Configure AWS storage

Databricks stores your account-wide assets, such as libraries, in an Amazon Web Services S3 bucket. This article walks you through the steps to configure your bucket to complete Databricks deployment.

Important

You can configure AWS storage settings using the Account Console only when you initially set up your account. To change settings afterwards, contact help@databricks.com.

Step 1: Generate S3 bucket policy

  1. In the Databricks Account Console, click the AWS Storage tab.

    AWS storage tab
  2. In the S3 bucket in <region> field, enter the name of your S3 bucket. For help with creating an S3 bucket, see Create a Bucket in the AWS documentation.

    Important

    • The S3 bucket must be in the same region as the Databricks deployment.
    • Databricks recommends as a best practice that you use a Databricks-specific S3 bucket.
  3. Click Generate Policy.

  4. Copy the generated policy. It should be of the following form, where 414351767826 is the Databricks account ID and <s3-bucket-name> is the S3 bucket that you specified in the first screen:

    {
      "Version": "2012-10-17",
      "Statement": [
        {
          "Sid": "Grant Databricks Access",
          "Effect": "Allow",
          "Principal": {
            "AWS": "arn:aws:iam::414351767826:root"
          },
          "Action": [
            "s3:GetObject",
            "s3:GetObjectVersion",
            "s3:PutObject",
            "s3:DeleteObject",
            "s3:ListBucket",
            "s3:GetBucketLocation"
          ],
          "Resource": [
            "arn:aws:s3:::<s3-bucket-name>/*",
            "arn:aws:s3:::<s3-bucket-name>"
          ]
        }
      ]
    }
    

Step 2: Configure the S3 bucket

To configure the S3 bucket, you apply the bucket policy generated in the Databricks Account Console and optionally set up bucket versioning.

Warning

Databricks strongly recommends that you enable bucket versioning. Versioning allows you to restore earlier versions of files in the bucket if files are accidentally modified or deleted.
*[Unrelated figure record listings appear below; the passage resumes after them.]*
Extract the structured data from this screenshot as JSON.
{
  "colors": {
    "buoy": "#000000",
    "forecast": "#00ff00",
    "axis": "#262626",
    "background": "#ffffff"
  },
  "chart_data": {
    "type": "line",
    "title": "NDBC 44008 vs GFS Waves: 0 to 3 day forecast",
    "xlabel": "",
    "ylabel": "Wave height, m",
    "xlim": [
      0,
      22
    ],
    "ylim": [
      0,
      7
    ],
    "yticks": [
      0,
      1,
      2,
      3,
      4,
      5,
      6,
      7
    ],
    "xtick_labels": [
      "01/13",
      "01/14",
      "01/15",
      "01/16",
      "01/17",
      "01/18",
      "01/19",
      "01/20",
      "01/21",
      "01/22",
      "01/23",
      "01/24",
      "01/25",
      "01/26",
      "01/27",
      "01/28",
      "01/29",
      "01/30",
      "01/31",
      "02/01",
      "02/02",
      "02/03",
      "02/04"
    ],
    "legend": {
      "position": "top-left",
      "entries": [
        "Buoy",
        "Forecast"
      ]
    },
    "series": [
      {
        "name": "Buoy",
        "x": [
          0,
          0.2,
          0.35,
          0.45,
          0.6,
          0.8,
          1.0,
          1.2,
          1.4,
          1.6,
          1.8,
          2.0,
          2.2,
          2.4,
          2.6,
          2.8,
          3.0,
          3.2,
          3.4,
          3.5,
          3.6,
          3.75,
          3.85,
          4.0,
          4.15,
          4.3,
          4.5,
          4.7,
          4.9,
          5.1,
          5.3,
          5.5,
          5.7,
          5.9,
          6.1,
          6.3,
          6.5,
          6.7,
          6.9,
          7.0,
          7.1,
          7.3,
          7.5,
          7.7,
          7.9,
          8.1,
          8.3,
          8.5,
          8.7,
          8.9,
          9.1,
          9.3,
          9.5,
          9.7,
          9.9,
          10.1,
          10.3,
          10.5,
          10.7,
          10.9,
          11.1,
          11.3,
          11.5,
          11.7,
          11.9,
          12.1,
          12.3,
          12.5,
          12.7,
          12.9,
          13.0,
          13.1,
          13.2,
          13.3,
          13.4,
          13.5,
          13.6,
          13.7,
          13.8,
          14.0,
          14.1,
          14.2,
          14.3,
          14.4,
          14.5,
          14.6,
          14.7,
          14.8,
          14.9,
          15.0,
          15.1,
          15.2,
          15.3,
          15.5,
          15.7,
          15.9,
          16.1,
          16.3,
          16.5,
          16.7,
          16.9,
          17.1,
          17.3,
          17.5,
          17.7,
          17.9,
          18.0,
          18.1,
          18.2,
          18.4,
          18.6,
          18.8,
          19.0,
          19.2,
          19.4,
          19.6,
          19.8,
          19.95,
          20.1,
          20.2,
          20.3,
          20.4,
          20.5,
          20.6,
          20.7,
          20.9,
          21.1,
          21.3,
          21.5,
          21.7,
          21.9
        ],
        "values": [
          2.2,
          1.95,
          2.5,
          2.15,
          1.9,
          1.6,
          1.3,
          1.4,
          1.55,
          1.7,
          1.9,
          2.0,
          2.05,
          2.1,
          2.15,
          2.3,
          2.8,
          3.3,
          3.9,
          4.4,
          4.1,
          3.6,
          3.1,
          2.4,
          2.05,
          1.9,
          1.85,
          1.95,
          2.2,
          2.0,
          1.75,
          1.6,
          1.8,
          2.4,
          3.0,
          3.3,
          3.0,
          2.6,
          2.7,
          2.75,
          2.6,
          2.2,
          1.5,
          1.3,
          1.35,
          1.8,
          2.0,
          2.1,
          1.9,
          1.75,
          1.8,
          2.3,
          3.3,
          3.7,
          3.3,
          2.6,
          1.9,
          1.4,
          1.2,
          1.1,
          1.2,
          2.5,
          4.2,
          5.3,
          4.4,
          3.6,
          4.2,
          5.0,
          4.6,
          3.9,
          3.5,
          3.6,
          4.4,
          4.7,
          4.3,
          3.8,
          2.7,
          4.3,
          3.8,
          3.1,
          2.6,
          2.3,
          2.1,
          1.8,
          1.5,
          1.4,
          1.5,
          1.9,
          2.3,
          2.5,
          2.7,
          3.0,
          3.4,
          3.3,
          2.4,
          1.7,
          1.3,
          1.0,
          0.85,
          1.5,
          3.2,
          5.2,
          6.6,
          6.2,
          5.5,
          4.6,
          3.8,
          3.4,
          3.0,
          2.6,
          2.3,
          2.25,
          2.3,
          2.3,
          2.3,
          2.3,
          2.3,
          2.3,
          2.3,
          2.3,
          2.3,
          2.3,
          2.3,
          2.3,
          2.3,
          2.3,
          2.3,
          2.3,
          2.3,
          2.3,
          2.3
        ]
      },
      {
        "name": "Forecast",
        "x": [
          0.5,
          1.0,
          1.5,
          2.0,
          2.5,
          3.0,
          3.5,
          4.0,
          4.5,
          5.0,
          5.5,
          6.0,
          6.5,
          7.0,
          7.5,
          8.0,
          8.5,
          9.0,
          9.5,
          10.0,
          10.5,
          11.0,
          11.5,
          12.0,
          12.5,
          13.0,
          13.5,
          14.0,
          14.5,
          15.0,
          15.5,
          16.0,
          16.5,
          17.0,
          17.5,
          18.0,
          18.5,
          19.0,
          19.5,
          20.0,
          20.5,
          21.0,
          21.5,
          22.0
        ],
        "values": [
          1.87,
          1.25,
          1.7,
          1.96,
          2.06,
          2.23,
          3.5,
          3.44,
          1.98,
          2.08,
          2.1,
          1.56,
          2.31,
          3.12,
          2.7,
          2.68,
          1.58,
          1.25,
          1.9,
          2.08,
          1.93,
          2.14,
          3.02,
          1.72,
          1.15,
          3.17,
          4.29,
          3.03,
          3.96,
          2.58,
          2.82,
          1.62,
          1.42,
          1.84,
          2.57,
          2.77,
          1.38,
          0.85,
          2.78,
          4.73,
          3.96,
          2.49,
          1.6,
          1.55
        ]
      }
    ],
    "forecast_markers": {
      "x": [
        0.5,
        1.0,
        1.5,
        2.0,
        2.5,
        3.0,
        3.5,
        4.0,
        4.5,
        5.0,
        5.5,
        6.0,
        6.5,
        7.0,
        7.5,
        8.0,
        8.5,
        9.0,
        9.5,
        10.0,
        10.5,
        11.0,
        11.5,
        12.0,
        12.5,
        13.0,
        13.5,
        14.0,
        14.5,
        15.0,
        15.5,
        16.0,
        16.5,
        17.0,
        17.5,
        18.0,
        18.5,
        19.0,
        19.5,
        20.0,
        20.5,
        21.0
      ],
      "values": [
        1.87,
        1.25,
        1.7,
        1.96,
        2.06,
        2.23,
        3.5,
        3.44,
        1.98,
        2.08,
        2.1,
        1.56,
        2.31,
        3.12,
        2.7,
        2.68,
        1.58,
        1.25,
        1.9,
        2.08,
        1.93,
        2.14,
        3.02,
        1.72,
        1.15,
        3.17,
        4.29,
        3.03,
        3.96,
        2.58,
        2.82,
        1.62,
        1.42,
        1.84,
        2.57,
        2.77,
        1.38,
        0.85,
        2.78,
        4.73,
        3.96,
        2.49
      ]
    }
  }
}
  1. In the AWS Console, go to the S3 service.
  2. Click the bucket name.

Step 2a: Apply bucket policy

  1. Click the Permissions tab.

  2. Click the Bucket Policy button.

    Bucket policy button
  3. Paste the policy that you copied in Step 1 and click Save.

Step 2b: Enable bucket versioning

For information on versioning, see Using Versioning in the AWS documentation.

  1. Click the Properties tab.
  2. Click the Versioning tile.
  3. Click Enable versioning and click Save.

Warning

Versioning can impede file listing performance. To maintain acceptable performance, we recommend that you configure a lifecycle policy that ensures that old versions of files are eventually purged. Follow the instructions in How Do I Create a Lifecycle Policy for an S3 Bucket?.

Step 3: Apply the change to your Databricks account

  1. In the Databricks Account Console, go to the AWS Storage tab.
  2. Click Apply Change.

Resolve validation failures

Bucket policy permissions can take a few minutes to propagate. You should retry if validation fails due to permissions.